Born in New Jersey and raised in Bethlehem, Pennsylvania, Gabriel Black’s interest in performance stemmed from his love of legendary hip hop artist Immortal Technique. “His message really drew me in as he was a very political rapper and I was a very political kid at the time” he says. “I fuck with Animal Farm, I was a Che Guevara nut job, I loved Che”. After dropping out of college in Boston Gabriel found himself working at Immortal Technique’s label Viper Records in New York who set him up with an apartment on the Upper West Side.
“I entered a bad spate of depression, my friend told me I needed to move back to Penn with him. So, I left the apartment and moved back to Philly to be with the kids I grew up with.”
Struggles with mental health and a sense of wanting more led Gabriel from New York to Philadelphia then on to the Golden State where the likes of Benny Blanco and Imad Royal voiced approval for his seamless blend of emo and hip hop, the latter offering him a job. “I became their intern as a way to learn the music business and to meet people. It was best experience I could have asked for” says Gabriel. Alas, another bout of self-doubt settled in leading our young hero to Monterey, California where isolation and boredom led him to creating some of his greatest work.
“Monterey is this little coastal town, it's actually pretty beautiful. I had one friend there and I’d go out to bars with him like once a week. Other than that, I would just stay in the house all the time” he explains “I don’t know what it was but when I was in Monterey I started to make all this music. It was the most efficient and crazy musical and creative time of my life.”
Whilst there Gabriel wrote “sad boy”, a song as diverse sonically as the cities it’s writer has resided. The sound draws on everything from emo to hip hop, from Kid Cudi to Red Hot Chili Peppers, all bound together by Gabriel’s distinctive vocal tone and sparse production.
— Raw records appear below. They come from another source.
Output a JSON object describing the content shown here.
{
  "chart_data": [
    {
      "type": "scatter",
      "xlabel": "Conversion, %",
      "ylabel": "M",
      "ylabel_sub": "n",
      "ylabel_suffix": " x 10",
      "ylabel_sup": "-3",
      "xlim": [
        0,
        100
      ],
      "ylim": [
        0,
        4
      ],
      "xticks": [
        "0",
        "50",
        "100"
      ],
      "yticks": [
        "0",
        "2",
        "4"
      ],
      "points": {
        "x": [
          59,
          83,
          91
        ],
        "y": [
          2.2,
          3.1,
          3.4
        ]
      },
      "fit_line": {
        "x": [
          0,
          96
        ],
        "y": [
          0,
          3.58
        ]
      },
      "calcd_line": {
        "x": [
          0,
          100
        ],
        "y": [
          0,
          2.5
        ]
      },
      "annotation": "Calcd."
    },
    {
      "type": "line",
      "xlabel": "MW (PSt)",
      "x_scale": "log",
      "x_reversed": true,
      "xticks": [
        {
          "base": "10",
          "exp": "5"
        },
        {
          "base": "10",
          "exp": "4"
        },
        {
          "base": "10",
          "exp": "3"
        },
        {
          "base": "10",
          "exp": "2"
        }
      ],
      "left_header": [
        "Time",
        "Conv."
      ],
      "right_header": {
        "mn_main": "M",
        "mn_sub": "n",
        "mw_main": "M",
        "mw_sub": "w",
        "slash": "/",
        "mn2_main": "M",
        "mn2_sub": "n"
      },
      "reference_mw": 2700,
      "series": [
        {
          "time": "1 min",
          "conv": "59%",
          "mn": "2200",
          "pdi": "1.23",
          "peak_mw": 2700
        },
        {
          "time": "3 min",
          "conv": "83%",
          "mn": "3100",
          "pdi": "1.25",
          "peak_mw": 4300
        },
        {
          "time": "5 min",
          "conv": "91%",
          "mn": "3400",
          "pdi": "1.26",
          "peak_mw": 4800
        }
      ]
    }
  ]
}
This theme entrenched in simplicity runs through all his offerings from the eerie falsetto of “Pine Trees” to the face melting guitar solo in “Freedom”.
“I made ‘Sad Boy’ and the hook was a freestyle and I just kept it and I called my mum right after I recorded it and told her “this song is going to mean something to me, it’s going to do something.”
Even though it is evident that Gabriel and his managers have a read on the market none of them could anticipate the platform the music would create for discussion about mental health. “It just happened. I think the sort of music I make asks for that almost. It draws people to being open about those issues.” Gabriel muses. “I felt like I had spoken to these people and I needed to have a dialogue with them. When you’re struggling mentally you are alone and I know that feeling. I just wanted to help kids not feel like they are alone you know?”
“At that moment, I just felt I had this obligation to respond.”
Controversially, Gabriel made the decision to give his fans a direct line to him by posting his phone number online, a particularly dangerous marketing tool if not handled carefully. “I like danger” he laughs. “I think it will become a lot harder to mitigate. It’s starting to get harder to text everybody back. We have a few hundred people texting me and when a bunch of them text me at the same time it’s hard to get back to them all.”
Gabriel seems unfazed by the amount of psychological pressure he is putting himself under by becoming a confidant to literally hundreds of people at the same time whilst also dealing with his own issues. By befriending a vulnerable fan base he may have cracked the code to amassing legions of die-hard followers or on the reverse, opened Pandora’s Box as their demands on his time become increasingly hard to deal with. All that remains to be seen.
What cannot be denied is that Gabriel is an artist trying to make sense of a world with increasing pressures and demands whilst creating a place where he can be fully free to be. Whilst his creative process may be secluded, the environment he has created for himself and his burgeoning fan base is inclusive, supportive and authentic.